The Health Minister has signalled there may be potential for some amendments on price disclosure, says community pharmacist insider
Community pharmacist and owner of an independent pharmacy in Rozelle, NSW, Adele Tahan recently met with Health Minister Greg Hunt to discuss the industry.
She points out that community pharmacy is an area of small business that comes with its own range of challenges and issues.
“As a long standing community pharmacist at the coalface dealing with community healthcare challenges, I took the opportunity to bring some of these grassroots issues to Minister Hunt,” says Ms Tahan.
“It needs support from the government to continue employing staff and provide adequate services to its immediate communities.”
Ms Tahan is a Pharmacy Guild branch committee member, however she points out that she met with Minister Hunt representing herself and small business as a community pharmacist and owner, and not on behalf of the Guild.
She tells AJP the community is being led towards a model of “cheap offers” and disproportionate marketing by the big chains, not realising they are being short-changed in the healthcare advice and often chronic disease or mental health management that pharmacists have been offering for decades.
“If we do not take charge of these trends, we can see pharmacy going on the Amazon model, whereby drugs and prescriptions will be delivered by the postman after the click of a button. We have to stop this and bring the care back in health.
“I also discussed workforce with him saying quality pharmacists are leaving the profession due to the pay, however we can’t pay much due to price disclosure.”
Considering the impacts of the program, she said they discussed what can be changed under the price disclosure program.
“As it has been legislated, not much can be done with its frequency however there might be potential for a longer notification period,” says Ms Tahan.
Minister Hunt and the health department are also reportedly working on making direct exclusive distribution “more feasible” to provide better access for all stakeholders involved.
In July 2017, the minister announced a $16 million package to create a national real time prescription monitoring.
However not all states have come on board with the system, with the Guild repeatedly calling on the NSW government to implement real time monitoring in the state.
“It is both infuriating and depressing that NSW must wait on a Commonwealth real time monitoring solution rather than take initiative in the way Victoria has done,” said NSW Guild president David Heffernan last month.

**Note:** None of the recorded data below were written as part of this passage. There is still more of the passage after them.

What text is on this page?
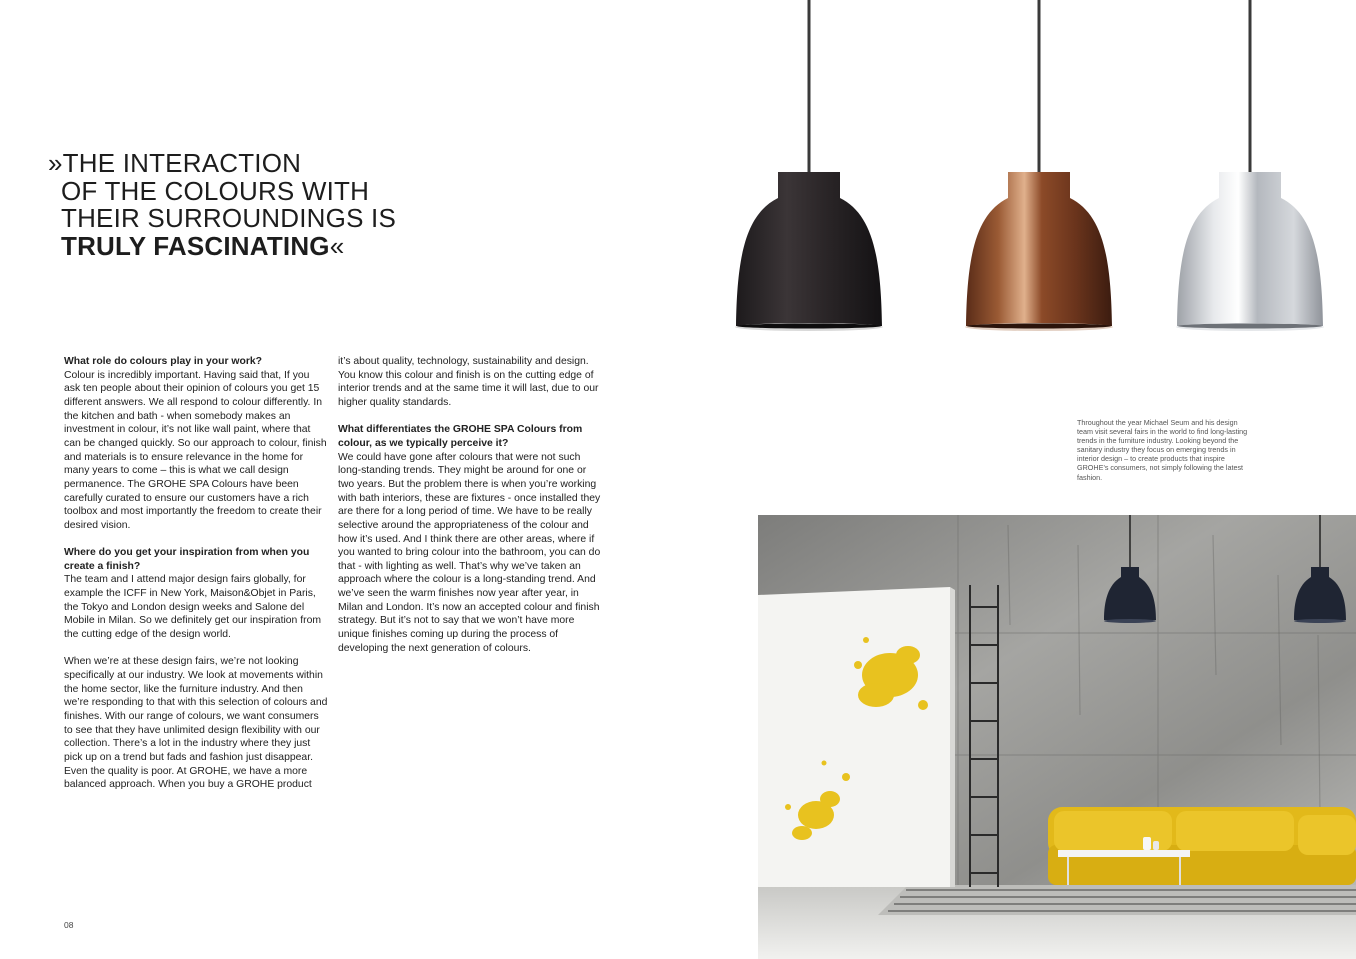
»THE INTERACTION
OF THE COLOURS WITH
THEIR SURROUNDINGS IS
TRULY FASCINATING«

What role do colours play in your work?
Colour is incredibly important. Having said that, If you ask ten people about their opinion of colours you get 15 different answers. We all respond to colour differently. In the kitchen and bath - when somebody makes an investment in colour, it’s not like wall paint, where that can be changed quickly. So our approach to colour, finish and materials is to ensure relevance in the home for many years to come – this is what we call design permanence. The GROHE SPA Colours have been carefully curated to ensure our customers have a rich toolbox and most importantly the freedom to create their desired vision.

Where do you get your inspiration from when you create a finish?
The team and I attend major design fairs globally, for example the ICFF in New York, Maison&Objet in Paris, the Tokyo and London design weeks and Salone del Mobile in Milan. So we definitely get our inspiration from the cutting edge of the design world.

When we’re at these design fairs, we’re not looking specifically at our industry. We look at movements within the home sector, like the furniture industry. And then we’re responding to that with this selection of colours and finishes. With our range of colours, we want consumers to see that they have unlimited design flexibility with our collection. There’s a lot in the industry where they just pick up on a trend but fads and fashion just disappear. Even the quality is poor. At GROHE, we have a more balanced approach. When you buy a GROHE product

it’s about quality, technology, sustainability and design. You know this colour and finish is on the cutting edge of interior trends and at the same time it will last, due to our higher quality standards.

What differentiates the GROHE SPA Colours from colour, as we typically perceive it?
We could have gone after colours that were not such long-standing trends. They might be around for one or two years. But the problem there is when you’re working with bath interiors, these are fixtures - once installed they are there for a long period of time. We have to be really selective around the appropriateness of the colour and how it’s used. And I think there are other areas, where if you wanted to bring colour into the bathroom, you can do that - with lighting as well. That’s why we’ve taken an approach where the colour is a long-standing trend. And we’ve seen the warm finishes now year after year, in Milan and London. It’s now an accepted colour and finish strategy. But it’s not to say that we won’t have more unique finishes coming up during the process of developing the next generation of colours.

08
Throughout the year Michael Seum and his design team visit several fairs in the world to find long-lasting trends in the furniture industry. Looking beyond the sanitary industry they focus on emerging trends in interior design – to create products that inspire GROHE’s consumers, not simply following the latest fashion.
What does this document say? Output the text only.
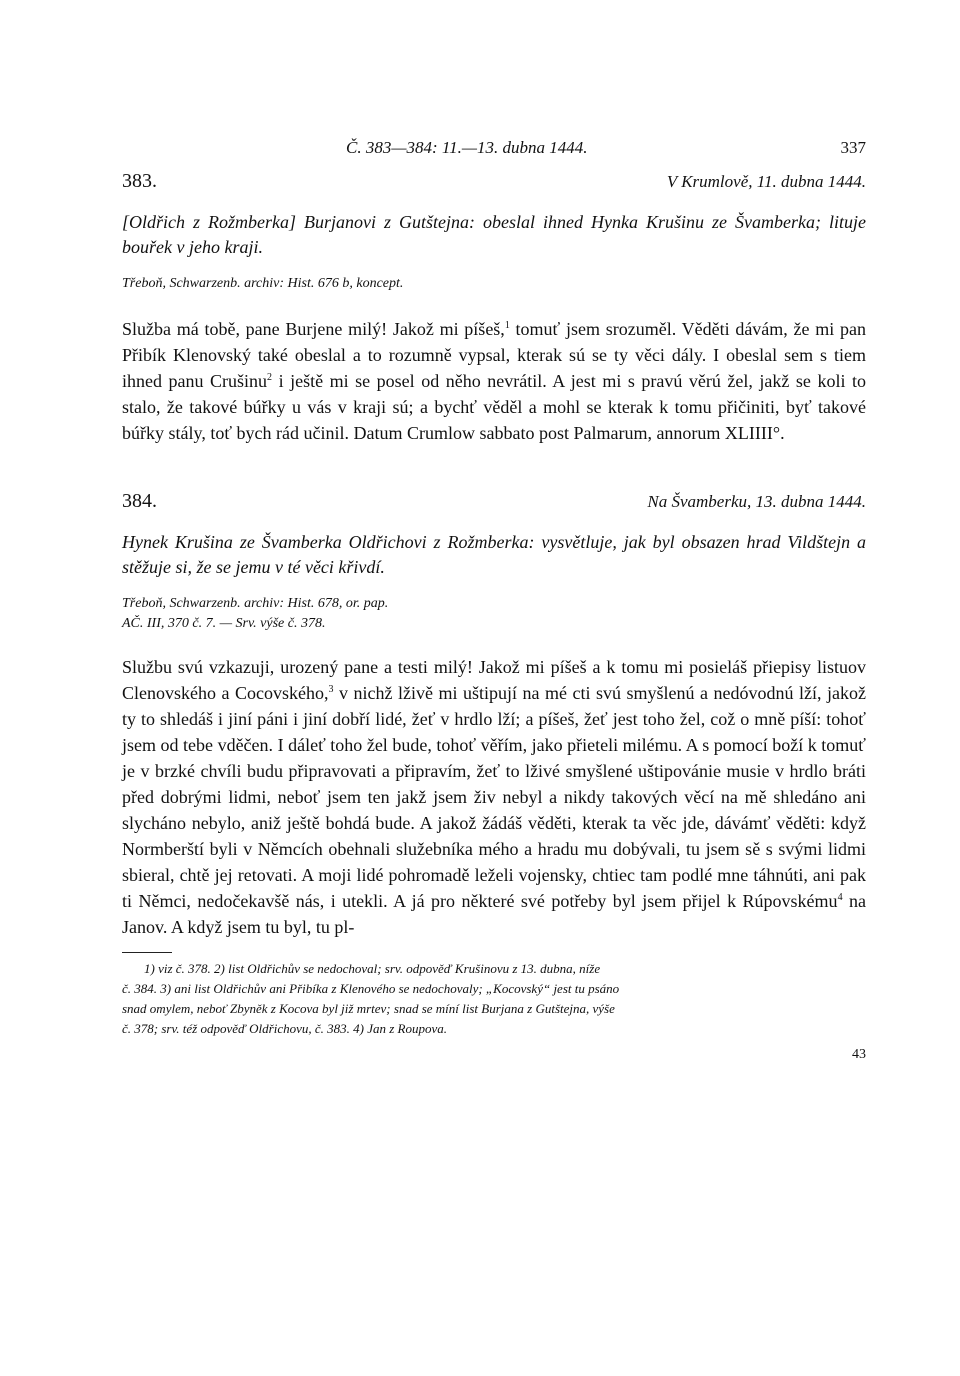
Č. 383—384: 11.—13. dubna 1444.	337
383.	V Krumlově, 11. dubna 1444.

[Oldřich z Rožmberka] Burjanovi z Gutštejna: obeslal ihned Hynka Krušinu ze Švamberka; lituje bouřek v jeho kraji.

Třeboň, Schwarzenb. archiv: Hist. 676 b, koncept.

Služba má tobě, pane Burjene milý! Jakož mi píšeš,$^1$ tomuť jsem srozuměl. Věděti dávám, že mi pan Přibík Klenovský také obeslal a to rozumně vypsal, kterak sú se ty věci dály. I obeslal sem s tiem ihned panu Crušinu$^2$ i ještě mi se posel od něho nevrátil. A jest mi s pravú věrú žel, jakž se koli to stalo, že takové búřky u vás v kraji sú; a bychť věděl a mohl se kterak k tomu přičiniti, byť takové búřky stály, toť bych rád učinil. Datum Crumlow sabbato post Palmarum, annorum XLIIII°.

384.	Na Švamberku, 13. dubna 1444.

Hynek Krušina ze Švamberka Oldřichovi z Rožmberka: vysvětluje, jak byl obsazen hrad Vildštejn a stěžuje si, že se jemu v té věci křivdí.

Třeboň, Schwarzenb. archiv: Hist. 678, or. pap.

AČ. III, 370 č. 7. — Srv. výše č. 378.

Službu svú vzkazuji, urozený pane a testi milý! Jakož mi píšeš a k tomu mi posieláš přiepisy listuov Clenovského a Cocovského,$^3$ v nichž lživě mi uštipují na mé cti svú smyšlenú a nedóvodnú lží, jakož ty to shledáš i jiní páni i jiní dobří lidé, žeť v hrdlo lží; a píšeš, žeť jest toho žel, což o mně píší: tohoť jsem od tebe vděčen. I dáleť toho žel bude, tohoť věřím, jako přieteli milému. A s pomocí boží k tomuť je v brzké chvíli budu připravovati a připravím, žeť to lživé smyšlené uštipovánie musie v hrdlo bráti před dobrými lidmi, neboť jsem ten jakž jsem živ nebyl a nikdy takových věcí na mě shledáno ani slycháno nebylo, aniž ještě bohdá bude. A jakož žádáš věděti, kterak ta věc jde, dávámť věděti: když Normberští byli v Němcích obehnali služebníka mého a hradu mu dobývali, tu jsem sě s svými lidmi sbieral, chtě jej retovati. A moji lidé pohromadě leželi vojensky, chtiec tam podlé mne táhnúti, ani pak ti Němci, nedočekavšě nás, i utekli. A já pro některé své potřeby byl jsem přijel k Rúpovskému$^4$ na Janov. A když jsem tu byl, tu pl-

1) viz č. 378. 2) list Oldřichův se nedochoval; srv. odpověď Krušinovu z 13. dubna, níže

č. 384. 3) ani list Oldřichův ani Přibíka z Klenového se nedochovaly; „Kocovský“ jest tu psáno

snad omylem, neboť Zbyněk z Kocova byl již mrtev; snad se míní list Burjana z Gutštejna, výše

č. 378; srv. též odpověď Oldřichovu, č. 383. 4) Jan z Roupova.

43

Ms Tahan asked that Minister Hunt’s department promote this initiative in NSW, being the most populous state.
He was also very positive about vaccination and expanding the scope of pharmacists vaccination, commenting that the 2018 flu season has been very mild comparing to 2017, she says.
“I was very impressed by the minister and his detailed knowledge on all aspect of the matters discussed,” says Ms Tahan.
“He again confirmed his commitment to the ownership model of community pharmacy.
“Overall I felt that Minister Hunt and his department were very positive about community pharmacy.”